Again, from a systems perspective, this is a multigenerational process. The distribution of energy towards the relationship system and self will be similar between parent and child with limited variation. Some children will learn to spend more time monitoring the relationships system and some will learn to spend more time regulating the self. How much each develops depends on the amount of anxious focus each child receives from the parents. For the child that is in the path of the projection process, they learn to spend more time monitoring the relationship system. Other children are freer to spend more time regulating self.

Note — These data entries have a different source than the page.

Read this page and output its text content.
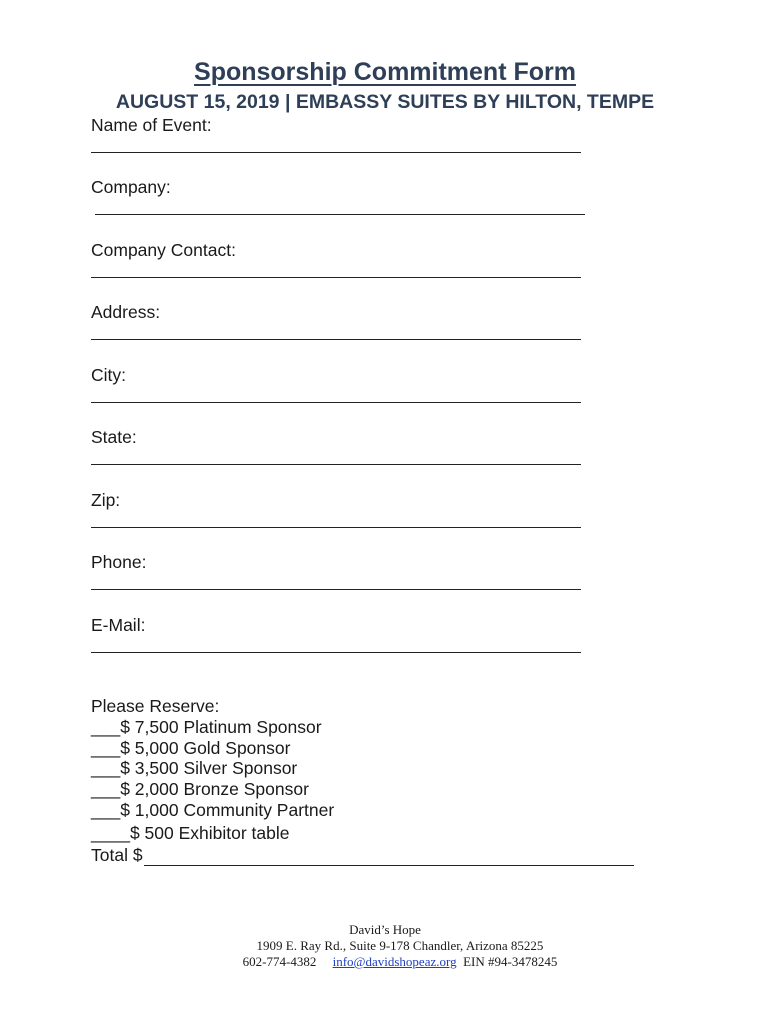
Sponsorship Commitment Form
AUGUST 15, 2019 | EMBASSY SUITES BY HILTON, TEMPE
Name of Event:
Company:
Company Contact:
Address:
City:
State:
Zip:
Phone:
E-Mail:
Please Reserve:
___$ 7,500 Platinum Sponsor
___$ 5,000 Gold Sponsor
___$ 3,500 Silver Sponsor
___$ 2,000 Bronze Sponsor
___$ 1,000 Community Partner
____$ 500 Exhibitor table
Total $
David’s Hope
1909 E. Ray Rd., Suite 9-178 Chandler, Arizona 85225
602-774-4382 info@davidshopeaz.org EIN #94-3478245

What does this have to do with multitasking? Our tendency to multitask has more to do with our “read” of the relationship system than with our own goal setting and life direction. But it's not enough to have goals and life directions mapped out. It also requires the ability to stay on track, despite whatever pressure one experiences from the relationship system. For example, you are working on a project that is important to you. Someone comes along and asks for help (perhaps a family member). The decision to help them or not requires some thinking. Is the person asking for help because they are working on their own project or because they are experiencing a sense of distance from you? If it's the latter, then their project becomes a way to pull you back into a feeling of closeness. Is your tendency to help them coming from a place of thinking, or are you feeling uneasy about working by yourself on your project? Are there other alternatives to helping right now? Could you set up a time to help at a later time and date?
The answer to most of these questions is self-evident when one is thinking and not reacting. This is where differentiation of self is useful. There are times when multitasking might be appropriate. The decision to multitask comes out of an awareness of the relationship system and how one wants to relate to that system. While multitasking is not inherently evil, the extent to which we are engaged in multitasking might be a good indicator of the level of anxiety in the relationship system and in self.